Nonprofit Stories: Metropolitan Ministries

Start by looking at their faces.

It happens less often than you realize, and if you think they don’t notice — well, think again. The lobby at Metropolitan Ministries, known as “MetMin” to its friends, is more like a doctor’s waiting room. Its clients are a diverse mix of members of our community, who have fallen on hard times.

And unfortunately, these members of our community are too often ignored. The staff and volunteers at MetMin have a simple goal — for this never to happen, to anyone.
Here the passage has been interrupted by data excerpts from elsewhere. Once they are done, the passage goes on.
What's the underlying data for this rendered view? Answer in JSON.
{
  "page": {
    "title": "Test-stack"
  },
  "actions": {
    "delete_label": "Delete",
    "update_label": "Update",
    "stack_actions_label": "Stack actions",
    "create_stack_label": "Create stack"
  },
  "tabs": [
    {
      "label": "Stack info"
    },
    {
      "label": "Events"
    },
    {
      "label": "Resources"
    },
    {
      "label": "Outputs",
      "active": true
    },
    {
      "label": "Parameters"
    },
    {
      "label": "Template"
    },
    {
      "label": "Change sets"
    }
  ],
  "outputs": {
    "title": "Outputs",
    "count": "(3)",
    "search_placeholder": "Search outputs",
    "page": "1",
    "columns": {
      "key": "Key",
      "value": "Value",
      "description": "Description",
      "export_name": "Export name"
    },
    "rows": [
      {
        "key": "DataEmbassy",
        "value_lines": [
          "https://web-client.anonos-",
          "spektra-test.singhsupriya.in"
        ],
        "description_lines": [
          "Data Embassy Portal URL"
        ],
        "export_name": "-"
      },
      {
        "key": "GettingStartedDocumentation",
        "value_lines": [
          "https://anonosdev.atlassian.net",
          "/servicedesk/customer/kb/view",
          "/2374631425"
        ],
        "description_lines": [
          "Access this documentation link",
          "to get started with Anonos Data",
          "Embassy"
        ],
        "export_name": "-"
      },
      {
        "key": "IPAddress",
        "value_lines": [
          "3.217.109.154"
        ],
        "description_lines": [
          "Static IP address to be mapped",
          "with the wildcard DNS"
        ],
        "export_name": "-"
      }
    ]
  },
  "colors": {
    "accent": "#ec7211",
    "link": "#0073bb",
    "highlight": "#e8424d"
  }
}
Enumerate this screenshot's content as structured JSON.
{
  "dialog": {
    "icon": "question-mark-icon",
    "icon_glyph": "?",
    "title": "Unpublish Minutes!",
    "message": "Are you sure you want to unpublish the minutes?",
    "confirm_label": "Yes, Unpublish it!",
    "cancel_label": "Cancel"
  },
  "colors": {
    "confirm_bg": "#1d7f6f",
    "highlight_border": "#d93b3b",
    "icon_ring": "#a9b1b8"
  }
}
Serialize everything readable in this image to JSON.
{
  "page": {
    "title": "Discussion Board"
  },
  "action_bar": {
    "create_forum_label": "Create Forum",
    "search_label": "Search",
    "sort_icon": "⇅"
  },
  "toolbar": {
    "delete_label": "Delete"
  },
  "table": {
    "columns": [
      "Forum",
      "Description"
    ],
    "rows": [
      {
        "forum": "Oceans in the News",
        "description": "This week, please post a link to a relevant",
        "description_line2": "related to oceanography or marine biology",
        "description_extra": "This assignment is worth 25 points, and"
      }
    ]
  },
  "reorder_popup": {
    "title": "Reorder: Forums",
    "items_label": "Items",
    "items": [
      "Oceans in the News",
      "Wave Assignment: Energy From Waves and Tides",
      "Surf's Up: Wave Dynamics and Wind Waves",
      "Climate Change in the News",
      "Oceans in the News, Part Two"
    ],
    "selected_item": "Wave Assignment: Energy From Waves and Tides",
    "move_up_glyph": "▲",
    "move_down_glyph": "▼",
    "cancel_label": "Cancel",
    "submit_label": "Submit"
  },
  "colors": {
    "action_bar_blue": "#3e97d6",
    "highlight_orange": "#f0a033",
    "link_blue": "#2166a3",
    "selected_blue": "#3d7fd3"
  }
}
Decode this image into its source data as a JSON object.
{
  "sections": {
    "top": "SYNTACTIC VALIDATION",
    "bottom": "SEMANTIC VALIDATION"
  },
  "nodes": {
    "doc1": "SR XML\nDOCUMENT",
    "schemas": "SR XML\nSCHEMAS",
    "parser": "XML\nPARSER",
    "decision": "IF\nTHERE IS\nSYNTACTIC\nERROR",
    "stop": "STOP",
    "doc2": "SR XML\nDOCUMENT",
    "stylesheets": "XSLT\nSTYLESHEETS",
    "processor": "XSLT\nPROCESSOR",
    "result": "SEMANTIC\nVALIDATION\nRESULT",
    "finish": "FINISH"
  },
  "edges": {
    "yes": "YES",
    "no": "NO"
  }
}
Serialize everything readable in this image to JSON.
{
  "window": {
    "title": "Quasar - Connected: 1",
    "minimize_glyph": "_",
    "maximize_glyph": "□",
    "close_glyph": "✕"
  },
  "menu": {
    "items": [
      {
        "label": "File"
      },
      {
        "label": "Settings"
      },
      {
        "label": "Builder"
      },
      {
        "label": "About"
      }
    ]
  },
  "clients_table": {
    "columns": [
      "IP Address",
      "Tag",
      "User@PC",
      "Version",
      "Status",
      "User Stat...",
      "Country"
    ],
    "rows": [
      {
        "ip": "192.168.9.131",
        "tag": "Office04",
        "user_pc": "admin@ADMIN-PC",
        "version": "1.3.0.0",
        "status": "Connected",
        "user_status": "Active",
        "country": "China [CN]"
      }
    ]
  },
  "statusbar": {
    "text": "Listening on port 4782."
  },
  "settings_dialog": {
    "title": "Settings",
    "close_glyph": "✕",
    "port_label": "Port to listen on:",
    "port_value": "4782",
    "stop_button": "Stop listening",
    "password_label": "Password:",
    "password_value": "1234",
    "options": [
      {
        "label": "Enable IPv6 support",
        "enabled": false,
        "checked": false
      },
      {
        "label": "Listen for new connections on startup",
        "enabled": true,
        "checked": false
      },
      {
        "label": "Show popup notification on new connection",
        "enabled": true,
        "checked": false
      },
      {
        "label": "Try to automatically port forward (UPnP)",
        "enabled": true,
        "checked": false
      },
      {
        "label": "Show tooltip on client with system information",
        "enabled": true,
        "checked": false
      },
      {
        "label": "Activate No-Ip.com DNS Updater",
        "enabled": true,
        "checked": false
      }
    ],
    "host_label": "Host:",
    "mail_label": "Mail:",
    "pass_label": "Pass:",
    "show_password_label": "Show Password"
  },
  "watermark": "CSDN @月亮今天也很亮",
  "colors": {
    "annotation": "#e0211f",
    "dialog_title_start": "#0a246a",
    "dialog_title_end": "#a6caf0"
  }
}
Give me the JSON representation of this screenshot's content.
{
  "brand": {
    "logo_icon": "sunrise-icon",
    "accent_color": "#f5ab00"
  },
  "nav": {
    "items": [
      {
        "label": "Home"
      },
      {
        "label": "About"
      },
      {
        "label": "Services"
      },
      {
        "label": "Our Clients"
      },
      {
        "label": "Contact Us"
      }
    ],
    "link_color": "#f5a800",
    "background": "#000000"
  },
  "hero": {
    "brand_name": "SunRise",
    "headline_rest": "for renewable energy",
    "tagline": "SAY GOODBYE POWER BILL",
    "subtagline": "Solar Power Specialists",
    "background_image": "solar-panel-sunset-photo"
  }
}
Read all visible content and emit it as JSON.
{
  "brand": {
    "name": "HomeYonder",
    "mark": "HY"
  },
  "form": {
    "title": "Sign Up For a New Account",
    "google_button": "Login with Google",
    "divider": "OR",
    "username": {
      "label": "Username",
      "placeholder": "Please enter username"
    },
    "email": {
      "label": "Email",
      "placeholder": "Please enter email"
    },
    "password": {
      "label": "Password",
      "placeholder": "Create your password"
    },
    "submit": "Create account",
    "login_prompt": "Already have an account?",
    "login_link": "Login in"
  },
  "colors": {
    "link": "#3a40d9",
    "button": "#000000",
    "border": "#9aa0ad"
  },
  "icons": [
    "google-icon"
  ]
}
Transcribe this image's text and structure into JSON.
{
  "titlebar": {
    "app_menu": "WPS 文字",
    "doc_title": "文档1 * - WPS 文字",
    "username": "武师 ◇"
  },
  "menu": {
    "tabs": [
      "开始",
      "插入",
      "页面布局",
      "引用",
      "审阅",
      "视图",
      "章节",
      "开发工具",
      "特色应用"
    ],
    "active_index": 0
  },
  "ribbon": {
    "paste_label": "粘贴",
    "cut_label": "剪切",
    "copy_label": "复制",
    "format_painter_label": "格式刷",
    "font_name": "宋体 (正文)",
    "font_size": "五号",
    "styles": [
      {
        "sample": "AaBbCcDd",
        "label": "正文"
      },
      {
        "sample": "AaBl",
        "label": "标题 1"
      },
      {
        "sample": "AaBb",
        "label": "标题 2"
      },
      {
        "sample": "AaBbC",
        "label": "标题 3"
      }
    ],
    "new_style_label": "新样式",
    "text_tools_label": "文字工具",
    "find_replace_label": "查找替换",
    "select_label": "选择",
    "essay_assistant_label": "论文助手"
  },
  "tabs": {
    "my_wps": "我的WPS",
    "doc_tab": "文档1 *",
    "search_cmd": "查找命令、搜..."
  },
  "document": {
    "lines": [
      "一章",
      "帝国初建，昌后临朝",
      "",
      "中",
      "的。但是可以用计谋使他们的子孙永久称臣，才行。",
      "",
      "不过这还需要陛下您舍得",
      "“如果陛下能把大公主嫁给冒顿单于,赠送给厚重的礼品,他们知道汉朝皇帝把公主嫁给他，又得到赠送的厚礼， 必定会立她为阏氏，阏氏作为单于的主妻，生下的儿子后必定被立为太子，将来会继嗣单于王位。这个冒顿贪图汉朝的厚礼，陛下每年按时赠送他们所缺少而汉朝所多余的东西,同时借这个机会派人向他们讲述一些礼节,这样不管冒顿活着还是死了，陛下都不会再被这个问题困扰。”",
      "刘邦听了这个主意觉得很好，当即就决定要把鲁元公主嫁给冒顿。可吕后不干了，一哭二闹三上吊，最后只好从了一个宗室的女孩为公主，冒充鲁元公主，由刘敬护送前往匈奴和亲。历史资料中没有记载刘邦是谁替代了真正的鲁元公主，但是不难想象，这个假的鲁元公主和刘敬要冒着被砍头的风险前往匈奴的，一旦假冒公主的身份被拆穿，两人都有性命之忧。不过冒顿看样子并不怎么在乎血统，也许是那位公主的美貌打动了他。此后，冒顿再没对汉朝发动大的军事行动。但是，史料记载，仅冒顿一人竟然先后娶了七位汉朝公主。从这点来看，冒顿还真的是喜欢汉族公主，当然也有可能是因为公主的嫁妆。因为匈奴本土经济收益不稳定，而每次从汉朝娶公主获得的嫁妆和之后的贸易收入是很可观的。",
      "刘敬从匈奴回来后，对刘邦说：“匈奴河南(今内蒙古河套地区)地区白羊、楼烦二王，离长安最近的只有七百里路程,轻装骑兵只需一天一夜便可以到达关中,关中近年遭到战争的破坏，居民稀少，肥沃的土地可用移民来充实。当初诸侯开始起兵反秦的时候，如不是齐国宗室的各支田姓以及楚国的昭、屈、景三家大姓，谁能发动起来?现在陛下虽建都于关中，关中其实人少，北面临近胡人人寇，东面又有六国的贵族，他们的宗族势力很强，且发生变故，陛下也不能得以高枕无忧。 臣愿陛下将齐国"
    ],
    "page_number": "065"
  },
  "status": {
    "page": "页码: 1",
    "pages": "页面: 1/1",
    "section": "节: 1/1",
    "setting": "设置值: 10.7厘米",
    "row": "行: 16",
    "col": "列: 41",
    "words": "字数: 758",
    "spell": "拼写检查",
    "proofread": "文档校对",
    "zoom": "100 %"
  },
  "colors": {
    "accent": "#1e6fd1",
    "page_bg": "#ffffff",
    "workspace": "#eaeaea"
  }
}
To make our community more hospitable to those whose lives are characterized by poverty.

“Everything we do is built on compassion, kindness, and mutual respect,” says Rebecca Whelchel, MetMin’s director.

Their methods are simple, too, and intensely practical — they provide food boxes through the Food Bank, help guests call utility companies and landlords to negotiate fair payment plans, and work with other agencies to provide long-term strengthening and support.

Some are experiencing a one-time challenge with paying utility bills or buying groceries — after the tornadoes of 2011 tore through Chattanooga, MetMin was one of the first on the ground to help. Others who visit their offices are are in a chronic struggle with achieving self-sufficiency. Everyone is welcome.

What began as a mission venture of the Episcopal Church, ready to serve Chattanooga’s who found themselves in in need for any reason, has grown into the hub at the center of partner agencies throughout the region, all focused on basic care that helps prevent homelessness and foster hope. A safety net, for people who have exhausted all of their other options.

In recent years, the Community Foundation has given practical, everyday help to MetMin, including funding for a handicapped access bathroom at the McCallie Road offices, and outside benching so guests can wait for assistance in greater comfort. But the Foundation have also given strategic consulting and support.

“At MetMin, we see neighbors when they are in times of need. The Foundation has been there right alongside us in those times — but also in more halcyon times, when study, analysis, and conversation better brace the community for the next inevitable trials.”

The old saints believed: Act, and God acts. The new saints are no different.